Quando o mesmo está presente com cada indivíduo, mas com nenhum do outro, ou está presente para cada um, ou para nenhum de cada um, uma figura deste tipo eu chamo a segunda figura. O termo médio também nele, eu chamo aquilo que é predicado de ambos os extremos, e os extremos que eu denomino aqueles dos quais este meio é predicado, o maior extremo sendo aquele que é colocado perto do meio, mas o menor, o que é mais distante do meio. Agora o meio é colocado além dos extremos e é o primeiro em posição; portanto, de maneira alguma haverá um silogismo perfeito nesta figura. Pode haver, no entanto, um, quando os termos são, e não são, universais e, se forem universais, haverá um silogismo quando o meio estiver presente com todos e com nenhum, a que extremo a negação é acrescentada, mas não significa de qualquer outra forma. Pois seja M predicado de nenhum N, mas de todo O; desde então, uma proposição negativa é conversível, N estará presente sem M; mas M deveria estar presente em todo O, portanto N estará presente sem O, pois isso já foi provado antes. Novamente, se M estiver presente com todo N, mas sem O, nem O estará presente com nenhum N, pois, se M estiver presente sem O, nenhum O estará presente com nenhum M; mas M estava presente com todo N, portanto também O estará presente sem N; pois novamente a primeira figura é produzida; já que, no entanto, uma proposição negativa é convertida, N também estará presente com nenhum O; daí haverá o mesmo silogismo.

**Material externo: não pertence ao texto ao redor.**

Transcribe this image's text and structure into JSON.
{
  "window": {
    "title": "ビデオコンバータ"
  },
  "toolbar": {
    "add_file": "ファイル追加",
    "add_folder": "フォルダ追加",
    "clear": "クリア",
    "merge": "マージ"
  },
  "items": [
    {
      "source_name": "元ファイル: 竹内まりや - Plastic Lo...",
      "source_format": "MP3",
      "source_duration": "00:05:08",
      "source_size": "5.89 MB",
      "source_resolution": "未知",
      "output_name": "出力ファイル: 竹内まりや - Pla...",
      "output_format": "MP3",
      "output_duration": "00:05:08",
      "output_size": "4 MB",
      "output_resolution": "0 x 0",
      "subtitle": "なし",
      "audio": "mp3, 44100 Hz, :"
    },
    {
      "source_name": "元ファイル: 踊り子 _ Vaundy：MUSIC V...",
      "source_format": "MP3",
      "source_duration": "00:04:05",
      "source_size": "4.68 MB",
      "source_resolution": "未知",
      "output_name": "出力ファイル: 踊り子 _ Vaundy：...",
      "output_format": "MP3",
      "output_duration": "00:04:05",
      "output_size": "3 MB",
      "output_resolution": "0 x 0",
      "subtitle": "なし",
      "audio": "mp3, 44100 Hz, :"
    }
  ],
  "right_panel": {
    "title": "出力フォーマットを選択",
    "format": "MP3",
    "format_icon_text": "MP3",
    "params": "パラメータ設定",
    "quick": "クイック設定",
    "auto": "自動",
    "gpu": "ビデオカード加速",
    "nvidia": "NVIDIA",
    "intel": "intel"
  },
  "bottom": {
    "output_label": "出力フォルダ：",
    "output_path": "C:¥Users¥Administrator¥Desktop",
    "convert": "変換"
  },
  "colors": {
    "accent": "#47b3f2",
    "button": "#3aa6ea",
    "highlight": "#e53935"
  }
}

Podemos também demonstrar as mesmas coisas, por dedução ao impossível; É evidente, portanto, que quando os termos são assim, um silogismo, embora não seja perfeito, é produzido, pois o necessário não é apenas aperfeiçoado a partir de primeiras suposições, mas também de outras coisas. Se também M é predicado de todo N e de todo O, não haverá um silogismo, deixe os termos de estar presentes serem "substância", "animal", "homem", e de não estar presente "substância", "animal "pedra", o termo do meio "substância". Nem haverá então um silogismo, quando M não é predicado de nenhum N, nem de nenhum O, que os termos de estar presentes sejam "linha", "animal", "homem"; mas de não estar presente, "linha", "animal", "pedra".
Por isso, é evidente que, se existe um silogismo quando os termos são universais, estes devem ser necessariamente, como dissemos no início, pois, se são de outra forma, não há conclusão necessária. Mas se o meio é universal em relação a um extremo, quando universal pertence ao maior seja afirmativa ou negativamente, mas ao menor em particular, e de maneira oposta ao universal, quero dizer pela oposição, se o universal for negativo, mas a afirmativa particular, ou se o universal é afirmativa, mas o negativo particular, é necessário que um silogismo negativo particular deva resultar. Pois se M está presente sem N, mas com um certo O, N necessariamente não deve estar presente com um certo O, pois uma vez que uma proposição negativa é conversível, N estará presente sem M, mas M estava por hipótese presente com um certo O, portanto N não estará presente com um certo O, pois um silogismo é produzido na primeira figura.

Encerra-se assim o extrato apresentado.